Social media stocks like Twitter (NYSE: TWTR) have been in the news recently as they went to court to present their side of the story regarding Russian involvement in the US elections. Twitter also made some news earlier last month when it delivered a quarterly performance that outpaced market expectations. But the worst is hardly over for the company.
Twitter’s Financials
For the third quarter, Twitter’s revenue fell 4% over the year to $590 million driven by an 18% decline in the US advertising revenues to $264 million. Total advertising revenues for the company fell 8% to $503 million. Its net loss narrowed to $21 million in the quarter, compared with a loss of $103 million a year ago. Adjusted EBITDA increased 14% to $207 million, or $0.10 per share, due to a reduction in R&D and marketing costs. The market was looking for revenues of $586 million and an adjusted EPS of $0.06.

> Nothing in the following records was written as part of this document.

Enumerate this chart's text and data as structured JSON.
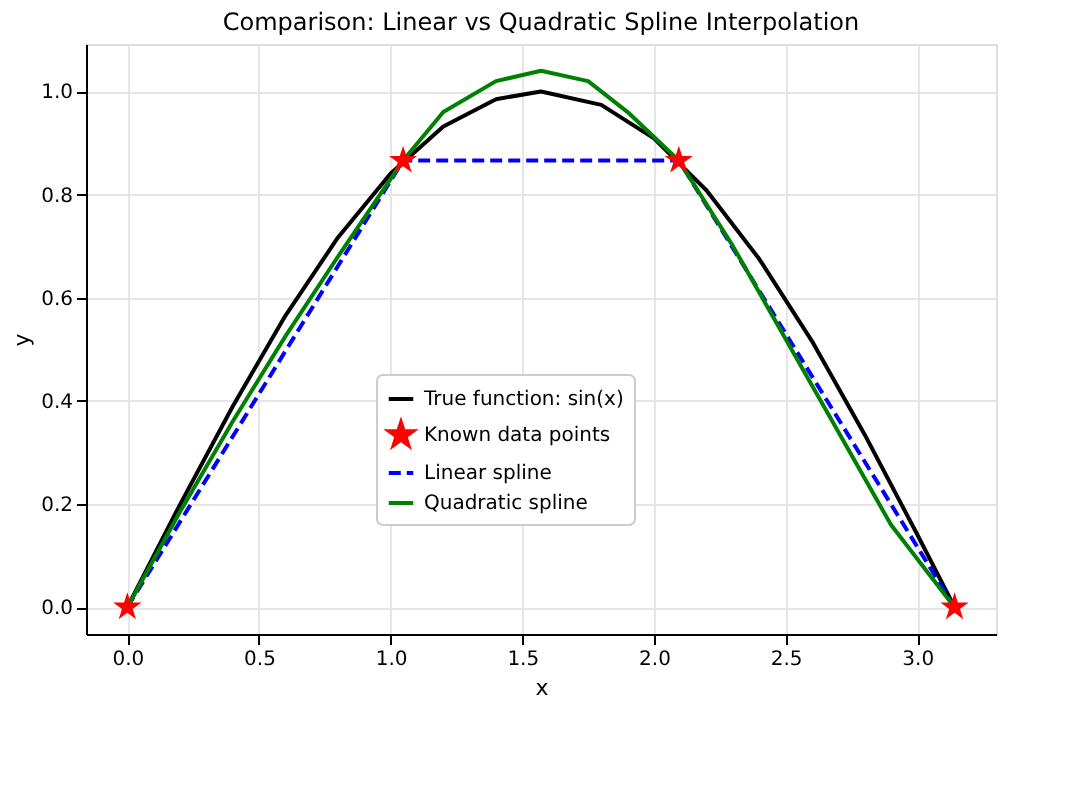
{
  "chart_data": {
    "type": "line",
    "title": "Comparison: Linear vs Quadratic Spline Interpolation",
    "xlabel": "x",
    "ylabel": "y",
    "xlim": [
      -0.157,
      3.299
    ],
    "ylim": [
      -0.052,
      1.092
    ],
    "xticks": [
      {
        "value": 0,
        "label": "0.0"
      },
      0.5,
      {
        "value": 1,
        "label": "1.0"
      },
      1.5,
      {
        "value": 2,
        "label": "2.0"
      },
      2.5,
      {
        "value": 3,
        "label": "3.0"
      }
    ],
    "yticks": [
      {
        "value": 0,
        "label": "0.0"
      },
      0.2,
      0.4,
      0.6,
      0.8,
      {
        "value": 1,
        "label": "1.0"
      }
    ],
    "grid": true,
    "legend": "bottom",
    "series": [
      {
        "name": "True function: sin(x)",
        "color": "#000000",
        "line_style": "solid",
        "x": [
          0,
          0.2,
          0.4,
          0.6,
          0.8,
          1.0,
          1.2,
          1.4,
          1.571,
          1.8,
          2.0,
          2.2,
          2.4,
          2.6,
          2.8,
          3.0,
          3.1416
        ],
        "values": [
          0,
          0.199,
          0.389,
          0.565,
          0.717,
          0.841,
          0.932,
          0.985,
          1.0,
          0.974,
          0.909,
          0.808,
          0.675,
          0.516,
          0.335,
          0.141,
          0
        ]
      },
      {
        "name": "Known data points",
        "type": "scatter",
        "marker": "star",
        "color": "#ff0000",
        "x": [
          0,
          1.0472,
          2.0944,
          3.1416
        ],
        "values": [
          0,
          0.866,
          0.866,
          0
        ]
      },
      {
        "name": "Linear spline",
        "color": "#0000ff",
        "line_style": "dashed",
        "x": [
          0,
          1.0472,
          2.0944,
          3.1416
        ],
        "values": [
          0,
          0.866,
          0.866,
          0
        ]
      },
      {
        "name": "Quadratic spline",
        "color": "#008000",
        "line_style": "solid",
        "x": [
          0,
          0.2,
          0.4,
          0.6,
          0.8,
          1.0472,
          1.2,
          1.4,
          1.571,
          1.75,
          1.9,
          2.0944,
          2.3,
          2.5,
          2.7,
          2.9,
          3.1416
        ],
        "values": [
          0,
          0.185,
          0.36,
          0.525,
          0.68,
          0.866,
          0.96,
          1.02,
          1.04,
          1.02,
          0.96,
          0.866,
          0.7,
          0.52,
          0.34,
          0.16,
          0
        ]
      }
    ]
  }
}
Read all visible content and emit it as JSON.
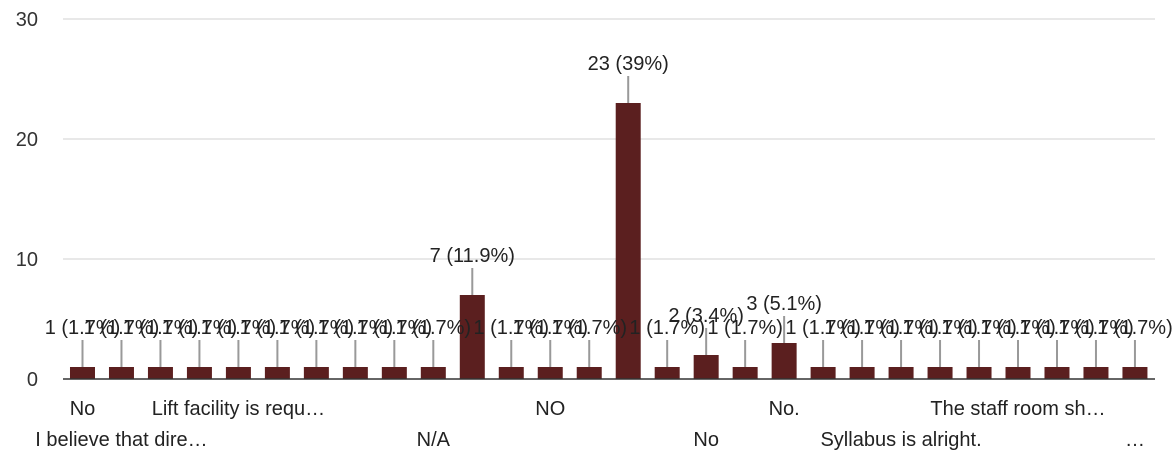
{
  "chart_data": {
    "type": "bar",
    "values": [
      1,
      1,
      1,
      1,
      1,
      1,
      1,
      1,
      1,
      1,
      7,
      1,
      1,
      1,
      23,
      1,
      2,
      1,
      3,
      1,
      1,
      1,
      1,
      1,
      1,
      1,
      1,
      1
    ],
    "data_labels": [
      "1 (1.7%)",
      "1 (1.7%)",
      "1 (1.7%)",
      "1 (1.7%)",
      "1 (1.7%)",
      "1 (1.7%)",
      "1 (1.7%)",
      "1 (1.7%)",
      "1 (1.7%)",
      "1 (1.7%)",
      "7 (11.9%)",
      "1 (1.7%)",
      "1 (1.7%)",
      "1 (1.7%)",
      "23 (39%)",
      "1 (1.7%)",
      "2 (3.4%)",
      "1 (1.7%)",
      "3 (5.1%)",
      "1 (1.7%)",
      "1 (1.7%)",
      "1 (1.7%)",
      "1 (1.7%)",
      "1 (1.7%)",
      "1 (1.7%)",
      "1 (1.7%)",
      "1 (1.7%)",
      "1 (1.7%)"
    ],
    "x_tick_labels": [
      {
        "index": 0,
        "text": "No",
        "row": 1
      },
      {
        "index": 1,
        "text": "I believe that dire…",
        "row": 2
      },
      {
        "index": 4,
        "text": "Lift facility is requ…",
        "row": 1
      },
      {
        "index": 9,
        "text": "N/A",
        "row": 2
      },
      {
        "index": 12,
        "text": "NO",
        "row": 1
      },
      {
        "index": 16,
        "text": "No",
        "row": 2
      },
      {
        "index": 18,
        "text": "No.",
        "row": 1
      },
      {
        "index": 21,
        "text": "Syllabus is alright.",
        "row": 2
      },
      {
        "index": 24,
        "text": "The staff room sh…",
        "row": 1
      },
      {
        "index": 27,
        "text": "…",
        "row": 2
      }
    ],
    "y_ticks": [
      0,
      10,
      20,
      30
    ],
    "ylim": [
      0,
      30
    ],
    "grid": true,
    "bar_color": "#5b1f1f",
    "grid_color": "#e0e0e0",
    "leader_color": "#999999"
  }
}
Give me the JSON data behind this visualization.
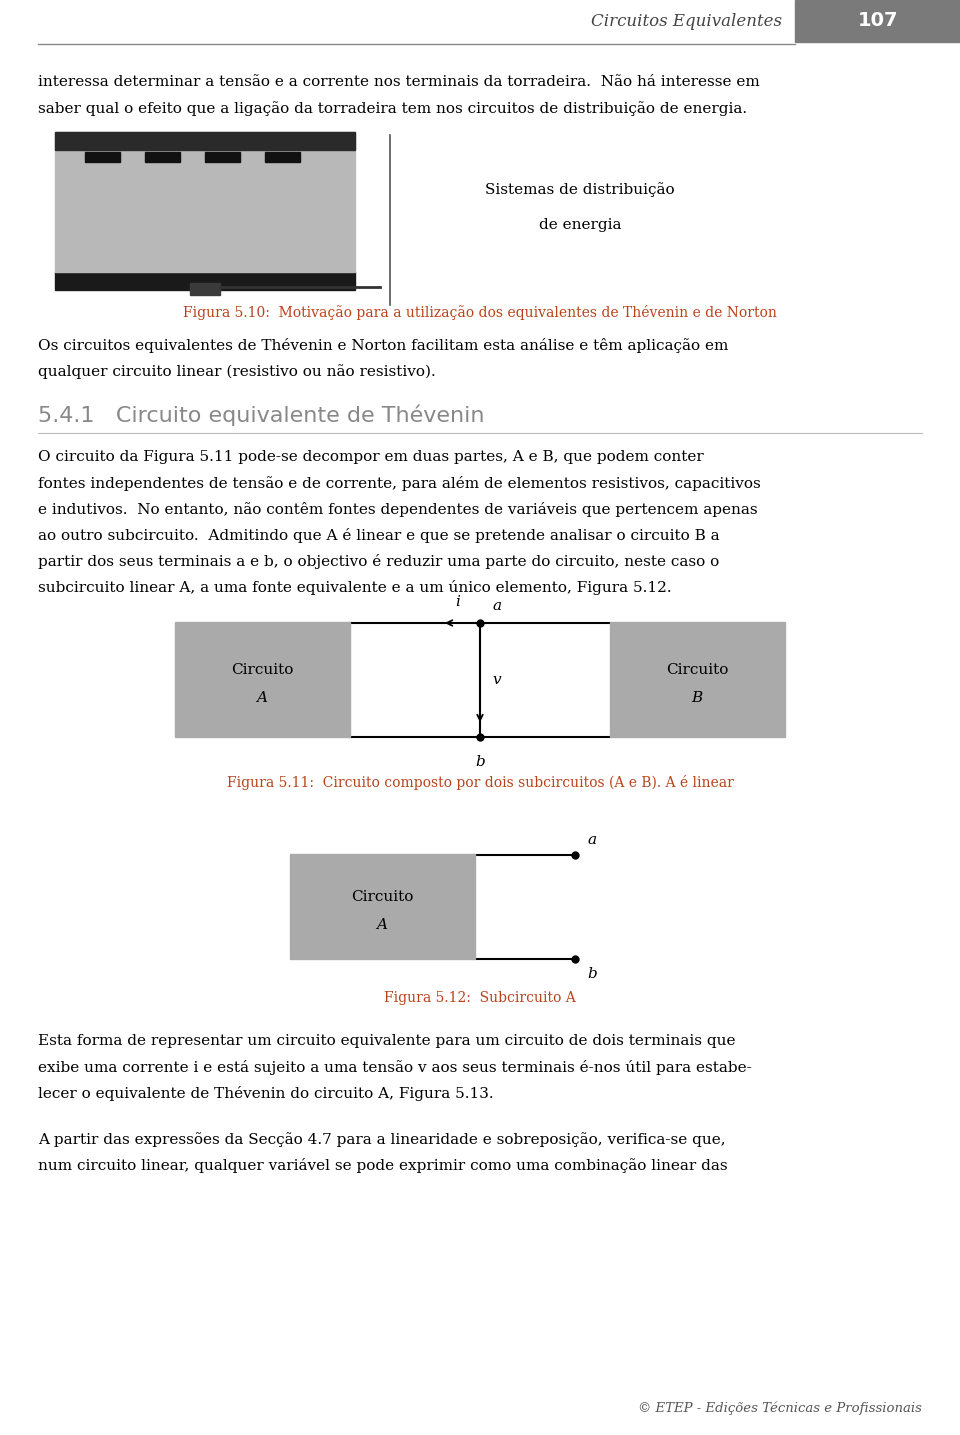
{
  "page_number": "107",
  "header_title": "Circuitos Equivalentes",
  "bg_color": "#ffffff",
  "figure_caption_color": "#b8431a",
  "text_block_1_l1": "interessa determinar a tensão e a corrente nos terminais da torradeira.  Não há interesse em",
  "text_block_1_l2": "saber qual o efeito que a ligação da torradeira tem nos circuitos de distribuição de energia.",
  "fig510_side_text_line1": "Sistemas de distribuição",
  "fig510_side_text_line2": "de energia",
  "fig510_caption": "Figura 5.10:  Motivação para a utilização dos equivalentes de Thévenin e de Norton",
  "text_block_2_l1": "Os circuitos equivalentes de Thévenin e Norton facilitam esta análise e têm aplicação em",
  "text_block_2_l2": "qualquer circuito linear (resistivo ou não resistivo).",
  "section_title": "5.4.1   Circuito equivalente de Thévenin",
  "text_block_3_l1": "O circuito da Figura 5.11 pode-se decompor em duas partes, A e B, que podem conter",
  "text_block_3_l2": "fontes independentes de tensão e de corrente, para além de elementos resistivos, capacitivos",
  "text_block_3_l3": "e indutivos.  No entanto, não contêm fontes dependentes de variáveis que pertencem apenas",
  "text_block_3_l4": "ao outro subcircuito.  Admitindo que A é linear e que se pretende analisar o circuito B a",
  "text_block_3_l5": "partir dos seus terminais a e b, o objectivo é reduzir uma parte do circuito, neste caso o",
  "text_block_3_l6": "subcircuito linear A, a uma fonte equivalente e a um único elemento, Figura 5.12.",
  "fig511_caption": "Figura 5.11:  Circuito composto por dois subcircuitos (A e B). A é linear",
  "fig512_caption": "Figura 5.12:  Subcircuito A",
  "text_block_4_l1": "Esta forma de representar um circuito equivalente para um circuito de dois terminais que",
  "text_block_4_l2": "exibe uma corrente i e está sujeito a uma tensão v aos seus terminais é-nos útil para estabe-",
  "text_block_4_l3": "lecer o equivalente de Thévenin do circuito A, Figura 5.13.",
  "text_block_5_l1": "A partir das expressões da Secção 4.7 para a linearidade e sobreposição, verifica-se que,",
  "text_block_5_l2": "num circuito linear, qualquer variável se pode exprimir como uma combinação linear das",
  "footer_text": "© ETEP - Edições Técnicas e Profissionais"
}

Among operating metrics, Twitter’s average monthly active users grew 4% to 330 million in the quarter with US MAUs growing 4% to 69 million. International subscriber base improved 4.4% over the year to 261 million. Twitter also disclosed that it had been incorrectly reporting users so far as it was including users of some third-party apps. The restatement of the said figures reduced the monthly user count by 2 million for the second quarter.
Advertising metrics also reported an improvement with total ad engagements growing 99% over the year, with an increased focus on video ad impressions. Ad metrics were also helped by better targeting and ad relevance. Average Cost Per Engagement fell 54% over the year due to a bigger contribution of video ad engagements.
Twitter is hopeful of turning GAAP profitable in the current quarter. It expects an adjusted EBITDA of $220-$240 million, capital expenditures of less than $110 million, and stock-based compensation expense of $90-$100 million.